Italian Masterpieces to See in the Flesh


Jacqueline Lewis • The Spectator

Categorized by a heightened emotional moment, Baroque art draws from classical or religious themes and expands with great human detail.

The Seattle Art Museum’s (SAM) new fall special exhibition, “Flesh and Blood: Italian Masterpieces from the Capodimonte Museum,” features 40 Renaissance and Baroque pieces from The Capodimonte Museum in Naples, Italy. The exhibit is open from Oct. 17 to Jan. 26 in the SAM’s special exhibition gallery.

Monica Bowen, instructor for the Department of Art and Art History at Seattle University and the Adult Tours Training Chair for docents at the Seattle Art Museum, talked about the rarity of such an exhibition.

“The ‘Flesh and Blood’ exhibit is significant because it allows the people of Seattle a rare opportunity to see works of art by major, significant artists who worked in Italy during the Renaissance and Baroque periods.” Bowen said.“I am particularly excited to see paintings by Raphael, Parmigianino, Titian, El Greco, Guido Reni, Jusepe de Ribera and Artemisia Gentileschi.”

The exhibit is a condensed overview of the Italian Renaissance and Baroque through the collection of the Farnese family—and instead of a trip to Naples, it only takes a quick ride on the light rail from Capitol Hill to University Street station. The art feature works with violence, human beauty and interesting stories—a treat for the art enthusiasts and novices alike.

“The major focus of the exhibition is on depictions of the human body, which accounts for the word ‘flesh’ in the title. There are both male and female nudes on display in several— but not all—of the 40 paintings in the show,” Bowen said. “As is typical of the dramatic subject matter found in a lot of Baroque art, there are also some images of violence and blood.”

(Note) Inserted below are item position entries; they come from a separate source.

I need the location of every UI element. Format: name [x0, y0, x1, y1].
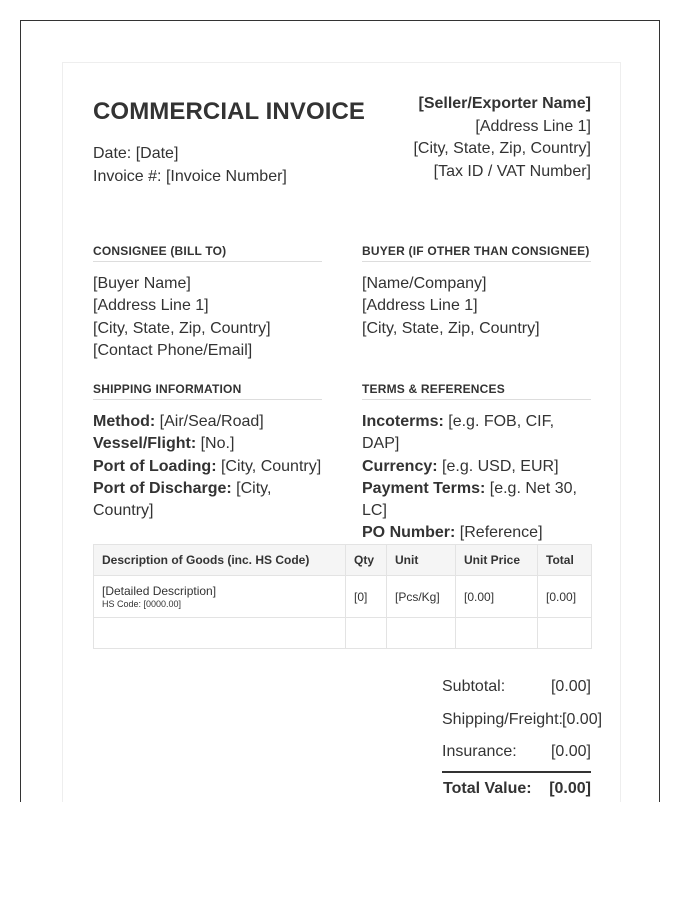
- buyer-line: [City, State, Zip, Country]: [362, 319, 540, 337]
- column-header-description: Description of Goods (inc. HS Code): [94, 545, 346, 576]
- column-header-unit: Unit: [387, 545, 456, 576]
- table-header-row: [94, 545, 592, 576]
- po-value: [Reference]: [459, 524, 543, 542]
- shipping-freight-value: [0.00]: [562, 710, 603, 728]
- seller-address: [Address Line 1]: [475, 117, 591, 135]
- subtotal-label: Subtotal:: [442, 678, 506, 695]
- subtotal-value: [0.00]: [551, 671, 591, 704]
- vessel-label: Vessel/Flight:: [93, 435, 197, 453]
- item-hs-code: HS Code: [0000.00]: [102, 599, 182, 609]
- currency-value: [e.g. USD, EUR]: [442, 457, 559, 475]
- shipping-vessel: [93, 433, 322, 455]
- table-row-empty: [94, 618, 592, 649]
- discharge-label: Port of Discharge:: [93, 479, 232, 497]
- seller-block: [413, 93, 591, 183]
- date-line: [93, 143, 287, 166]
- incoterms-value: [e.g. FOB, CIF, DAP]: [362, 413, 555, 453]
- totals-block: [442, 671, 603, 802]
- method-label: Method:: [93, 413, 156, 430]
- buyer-heading: BUYER (IF OTHER THAN CONSIGNEE): [362, 244, 591, 262]
- method-value: [Air/Sea/Road]: [159, 413, 264, 430]
- shipping-freight-label: Shipping/Freight:: [442, 710, 563, 728]
- consignee-line: [Contact Phone/Email]: [93, 341, 253, 359]
- seller-name: [Seller/Exporter Name]: [418, 95, 591, 112]
- consignee-line: [City, State, Zip, Country]: [93, 319, 271, 337]
- goods-table: [93, 544, 592, 649]
- invoice-number-label: Invoice #:: [93, 167, 162, 185]
- total-cell: [0.00]: [538, 576, 592, 618]
- loading-value: [City, Country]: [220, 457, 322, 475]
- terms-currency: [362, 456, 591, 478]
- unit-cell: [Pcs/Kg]: [387, 576, 456, 618]
- invoice-title: COMMERCIAL INVOICE: [93, 98, 366, 125]
- description-cell: [94, 576, 346, 618]
- empty-cell: [94, 618, 346, 649]
- date-value: [Date]: [135, 145, 179, 162]
- payment-label: Payment Terms:: [362, 479, 486, 497]
- unit-price-cell: [0.00]: [456, 576, 538, 618]
- payment-value: [e.g. Net 30, LC]: [362, 479, 577, 520]
- buyer-line: [Address Line 1]: [362, 297, 478, 315]
- buyer-section: [362, 244, 591, 340]
- column-header-unit-price: Unit Price: [456, 545, 538, 576]
- consignee-section: [93, 244, 322, 362]
- discharge-value: [City, Country]: [93, 479, 272, 520]
- terms-payment: [362, 478, 591, 523]
- empty-cell: [538, 618, 592, 649]
- document-frame: [20, 20, 660, 802]
- currency-label: Currency:: [362, 457, 438, 475]
- loading-label: Port of Loading:: [93, 457, 217, 475]
- incoterms-label: Incoterms:: [362, 413, 444, 430]
- buyer-line: [Name/Company]: [362, 275, 487, 292]
- total-value-amount: [0.00]: [549, 773, 591, 803]
- invoice-page: [62, 62, 621, 802]
- shipping-body: [93, 411, 322, 522]
- item-description: [Detailed Description]: [102, 584, 217, 598]
- invoice-number-line: [93, 166, 287, 189]
- invoice-meta: [93, 143, 287, 188]
- consignee-line: [Address Line 1]: [93, 297, 209, 315]
- terms-incoterms: [362, 411, 591, 456]
- terms-section: [362, 382, 591, 545]
- vessel-value: [No.]: [200, 435, 235, 453]
- terms-heading: TERMS & REFERENCES: [362, 382, 591, 400]
- po-label: PO Number:: [362, 524, 456, 542]
- column-header-qty: Qty: [346, 545, 387, 576]
- shipping-method: [93, 411, 322, 433]
- insurance-row: [442, 736, 591, 769]
- invoice-number-value: [Invoice Number]: [165, 167, 287, 185]
- date-label: Date:: [93, 145, 132, 162]
- terms-po-number: [362, 522, 591, 544]
- insurance-label: Insurance:: [442, 743, 517, 760]
- empty-cell: [387, 618, 456, 649]
- consignee-heading: CONSIGNEE (BILL TO): [93, 244, 322, 262]
- seller-tax-id: [Tax ID / VAT Number]: [433, 162, 591, 180]
- terms-body: [362, 411, 591, 545]
- shipping-port-loading: [93, 456, 322, 478]
- consignee-line: [Buyer Name]: [93, 275, 191, 292]
- subtotal-row: [442, 671, 591, 704]
- shipping-port-discharge: [93, 478, 322, 523]
- shipping-freight-row: [442, 704, 603, 737]
- total-value-row: [442, 771, 591, 803]
- insurance-value: [0.00]: [551, 736, 591, 769]
- empty-cell: [456, 618, 538, 649]
- column-header-total: Total: [538, 545, 592, 576]
- consignee-body: [93, 273, 322, 362]
- seller-city: [City, State, Zip, Country]: [413, 140, 591, 157]
- buyer-body: [362, 273, 591, 340]
- shipping-section: [93, 382, 322, 522]
- empty-cell: [346, 618, 387, 649]
- qty-cell: [0]: [346, 576, 387, 618]
- total-value-label: Total Value:: [443, 779, 532, 797]
- shipping-heading: SHIPPING INFORMATION: [93, 382, 322, 400]
- table-row: [94, 576, 592, 618]
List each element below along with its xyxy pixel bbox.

Another important aspect of the exhibit is the depiction of strong women. Many of the pieces display powerful, influential women and stray away from art that simply features a woman for her beauty.

Baroque Sculpture at the SAM
Jacqueline Lewis • The Spectator

One of the most famous paintings in the exhibit is “Judith and Holofernes,” painted by Artemisia Gentileschi— the most-acclaimed female Baroque painter. This painting tells the story of Jewish heroine Judith slaying Holofernes, the Assyrian general threatening to destroy her village. In this work, Judith has one hand stabbing Holofernes in the throat while the other hand clenches his hair.

“I appreciate that the museum chose to have a whole wall dedicated to [Gentileschi’s] painting, ‘Judith and Holofernes,’ along with text that highlights the contribution of this female artist,” Bowen said. “Although there are several depictions of venerated or important women in this show, Artemisia Gentileschi’s painting serves as a special counterpoint since the other paintings were made by men.”

Another painting featuring a powerful woman is “Atalanta and Hippomenes” by Guido Reni.

Dr. Chiyo Ishikawa, SAM’s Susan Brotman Deputy Director for Art and Curator of European Painting and Sculpture, shared the importance of the mythological story in bringing the paintings to life.

“There is a young woman named Atalanta, and a man named Hippomenes, and [Atalanta] does not want to get married, so she sets an impossible task. She said, ‘I’ll marry the man who can beat me in a foot race,’ knowing that nobody could beat her,” Ishikawa said.

Hippomenes turns to Venus, the goddess of love, to help him win Hippomenes’ hand in marriage. Venus gives him three golden apples to distract Atalanta during the race, and so he throws strategically so Atalanta has to stop and turn to pick it up.

Unfortunately, Atalanta doesn’t get her way—but the painting illustrates the myth with masterful Barqoue techniques of drama and narrative. It is interesting to compare the paintings, one painted by a woman, the other by a man who feared woman. In “Atalanta and Hippomenes,” there is a clear difference in the male nude and the female nude.

“[Guido Reni] had kind of a phobia of women. Artists were using nude models at this time to start to give their paintings believability,” Ishikawa said. “He clearly had studied the male figure. Hands-down his male nudes are just beautiful and everything is well-proportioned, but his women do not look like he studied a real woman.”

The Capodimonte Museum brings their collection to Seattle until January, when it will travel to the Kimbell Art Museum in Fort Worth, Texas. The Italian museum has never sent such a large number of items from their collection on tour.

This is a must-see show, especially with Italian Renaissance art being the rarity it is, only for a limited time at the SAM.